= Underworld Sourcebook =

Underworld Sourcebook is a 1997 role-playing game supplement published by FASA for Shadowrun.

==Contents==
Underworld Sourcebook is a supplement in which the criminal underbelly of North America is explored in the year 2058. The supplement is primarily written from a Seattle-centric perspective, with coverage extending across the continent. The book details the operations, politics, and turf wars of the four major international crime syndicates—the Mafia, Yakuza, Triads, and Seoulpa Rings—as well as smaller gangs vying for influence. It includes rules for playing criminal or law-enforcement characters. The supplement provides material for adding intrigue and danger to existing plots, especially in the wake of major in-universe events like the assassination of the dragon Dunkelzahn and the recent hit on Seattle's Mafia Capo.
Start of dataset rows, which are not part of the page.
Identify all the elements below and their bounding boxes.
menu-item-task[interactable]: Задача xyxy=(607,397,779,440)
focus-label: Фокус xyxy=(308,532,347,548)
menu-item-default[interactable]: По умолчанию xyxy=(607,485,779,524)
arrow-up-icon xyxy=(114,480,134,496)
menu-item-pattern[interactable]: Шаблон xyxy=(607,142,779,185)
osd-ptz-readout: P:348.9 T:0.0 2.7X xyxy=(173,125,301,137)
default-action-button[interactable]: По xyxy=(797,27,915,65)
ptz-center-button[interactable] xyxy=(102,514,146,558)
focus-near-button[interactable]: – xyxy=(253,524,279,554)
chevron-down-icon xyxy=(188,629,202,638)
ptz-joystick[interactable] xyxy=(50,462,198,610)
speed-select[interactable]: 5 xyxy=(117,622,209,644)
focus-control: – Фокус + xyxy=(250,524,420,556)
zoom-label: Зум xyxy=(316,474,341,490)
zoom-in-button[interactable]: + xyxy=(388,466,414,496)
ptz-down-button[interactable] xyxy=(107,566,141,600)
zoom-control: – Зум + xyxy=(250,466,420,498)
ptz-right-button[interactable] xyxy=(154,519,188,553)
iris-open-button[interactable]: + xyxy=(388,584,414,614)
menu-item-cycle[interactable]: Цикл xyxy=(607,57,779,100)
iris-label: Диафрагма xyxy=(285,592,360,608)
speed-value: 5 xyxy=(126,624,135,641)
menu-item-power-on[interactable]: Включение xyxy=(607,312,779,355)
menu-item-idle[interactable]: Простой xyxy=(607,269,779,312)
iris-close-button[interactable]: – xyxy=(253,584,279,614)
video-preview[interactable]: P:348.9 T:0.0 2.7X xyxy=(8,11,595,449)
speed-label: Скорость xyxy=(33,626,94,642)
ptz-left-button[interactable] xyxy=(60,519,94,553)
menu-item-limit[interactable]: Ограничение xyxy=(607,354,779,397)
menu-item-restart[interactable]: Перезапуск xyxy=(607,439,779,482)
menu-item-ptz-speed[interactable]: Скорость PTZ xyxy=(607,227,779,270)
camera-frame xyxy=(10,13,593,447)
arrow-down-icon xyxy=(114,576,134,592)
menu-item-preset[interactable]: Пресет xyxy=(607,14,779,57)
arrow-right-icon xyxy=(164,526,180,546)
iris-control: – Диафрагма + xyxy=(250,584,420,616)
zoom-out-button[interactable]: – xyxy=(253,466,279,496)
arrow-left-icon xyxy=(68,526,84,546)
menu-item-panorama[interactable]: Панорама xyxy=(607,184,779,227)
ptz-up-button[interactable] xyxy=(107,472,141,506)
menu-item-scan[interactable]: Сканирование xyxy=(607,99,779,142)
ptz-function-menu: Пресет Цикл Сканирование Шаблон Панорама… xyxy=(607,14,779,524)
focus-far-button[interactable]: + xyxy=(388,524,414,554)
The content is presented in the form of in-world online discussions.

==Reception==
Lucya Szachnowski reviewed Underworld Sourcebook for Arcane magazine, rating it an 8 out of 10 overall, and stated that "The amount of factual material in the 112-page book doesn't leave a lot of room for artwork, but that is a minor criticism. The cover art is dark, evocative and fitting, but the quality of the material used for the jacket isn't great. My copy quickly became dog-eared and the picture started to flake off."